Often we look at race as a red button issue, but why? Race is one of the first things we see about a person whether we appreciate it or not. Often, many students tend to stay in their homogenous groups based on race. These students are staying there because they are comfortable in that grouping. I challenge that if we hope to make students that are knowledgeable, compassionate, and critical thinking then we have to teach them about the complexities of more than just one race or culture. We have to go deeper into representation and help students see the value and importance in everyone, especially diverse groups of people.
We need to begin to educate ourselves so that we are equipped to transform the lives of all students.
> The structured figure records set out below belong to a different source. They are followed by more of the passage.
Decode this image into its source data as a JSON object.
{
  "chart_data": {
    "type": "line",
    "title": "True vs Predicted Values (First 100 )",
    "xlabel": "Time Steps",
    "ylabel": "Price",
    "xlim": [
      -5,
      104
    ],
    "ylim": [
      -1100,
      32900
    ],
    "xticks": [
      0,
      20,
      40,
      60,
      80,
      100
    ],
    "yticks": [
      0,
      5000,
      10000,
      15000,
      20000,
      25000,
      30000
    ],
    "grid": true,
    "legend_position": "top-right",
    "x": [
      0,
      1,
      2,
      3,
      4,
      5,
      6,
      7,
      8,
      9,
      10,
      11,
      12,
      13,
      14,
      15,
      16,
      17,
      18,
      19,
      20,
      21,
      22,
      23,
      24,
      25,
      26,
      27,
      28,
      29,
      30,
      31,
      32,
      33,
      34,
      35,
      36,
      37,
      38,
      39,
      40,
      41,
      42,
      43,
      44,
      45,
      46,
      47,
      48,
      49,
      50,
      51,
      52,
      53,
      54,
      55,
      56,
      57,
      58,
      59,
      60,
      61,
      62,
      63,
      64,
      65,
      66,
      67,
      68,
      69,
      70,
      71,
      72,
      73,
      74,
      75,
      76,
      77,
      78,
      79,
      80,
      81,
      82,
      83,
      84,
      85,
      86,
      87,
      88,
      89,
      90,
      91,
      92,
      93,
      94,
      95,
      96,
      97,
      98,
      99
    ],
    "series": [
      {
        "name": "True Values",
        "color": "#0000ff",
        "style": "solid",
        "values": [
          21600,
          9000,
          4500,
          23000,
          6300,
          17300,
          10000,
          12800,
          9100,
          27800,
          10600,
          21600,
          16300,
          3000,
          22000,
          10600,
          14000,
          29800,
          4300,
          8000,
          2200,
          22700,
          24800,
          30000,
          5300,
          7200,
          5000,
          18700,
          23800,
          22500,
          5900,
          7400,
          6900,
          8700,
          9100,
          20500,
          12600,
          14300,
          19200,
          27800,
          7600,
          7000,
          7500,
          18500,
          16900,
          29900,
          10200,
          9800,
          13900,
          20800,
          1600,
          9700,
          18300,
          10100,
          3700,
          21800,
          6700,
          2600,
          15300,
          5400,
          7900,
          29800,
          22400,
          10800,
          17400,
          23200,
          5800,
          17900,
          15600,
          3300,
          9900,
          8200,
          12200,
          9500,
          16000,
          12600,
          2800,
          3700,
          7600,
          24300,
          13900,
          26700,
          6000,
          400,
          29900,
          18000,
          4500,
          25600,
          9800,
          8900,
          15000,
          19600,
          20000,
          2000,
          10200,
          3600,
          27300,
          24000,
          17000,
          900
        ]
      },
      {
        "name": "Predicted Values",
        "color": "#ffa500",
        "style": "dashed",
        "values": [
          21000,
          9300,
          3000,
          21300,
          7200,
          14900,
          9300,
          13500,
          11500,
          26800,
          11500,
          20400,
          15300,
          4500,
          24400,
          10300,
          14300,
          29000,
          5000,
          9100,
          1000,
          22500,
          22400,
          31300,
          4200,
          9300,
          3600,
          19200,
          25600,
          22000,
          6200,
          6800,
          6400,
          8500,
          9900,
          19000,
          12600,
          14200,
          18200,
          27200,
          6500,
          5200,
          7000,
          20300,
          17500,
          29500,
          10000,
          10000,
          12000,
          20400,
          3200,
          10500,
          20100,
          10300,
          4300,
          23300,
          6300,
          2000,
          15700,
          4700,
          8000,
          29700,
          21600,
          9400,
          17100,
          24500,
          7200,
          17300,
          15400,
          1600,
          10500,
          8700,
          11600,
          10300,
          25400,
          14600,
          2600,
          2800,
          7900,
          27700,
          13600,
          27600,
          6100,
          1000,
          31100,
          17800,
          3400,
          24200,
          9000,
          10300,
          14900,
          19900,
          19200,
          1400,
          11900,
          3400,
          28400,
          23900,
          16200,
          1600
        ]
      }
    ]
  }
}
I have spent many summers devouring books, articles, and videos regarding race in the hope to equip myself with enough knowledge and passion to educate not just my students but also any human around me, especially when those pesky microaggressions emerge. The journey begins with reflection and continues with transformation.
This journey is tough, and not everyone is always ready to listen, but we owe it to ourselves to be informed and continue to have dialogue. The work in this is a marathon, not a sprint, and just when you think you’ve learned enough - push yourself to learn more. The path is hard, but as our country has shown, progress and equality are even harder to attain without any effort.
Now is the time to begin the journey so we can follow through with the promise of “liberty and justice for all.”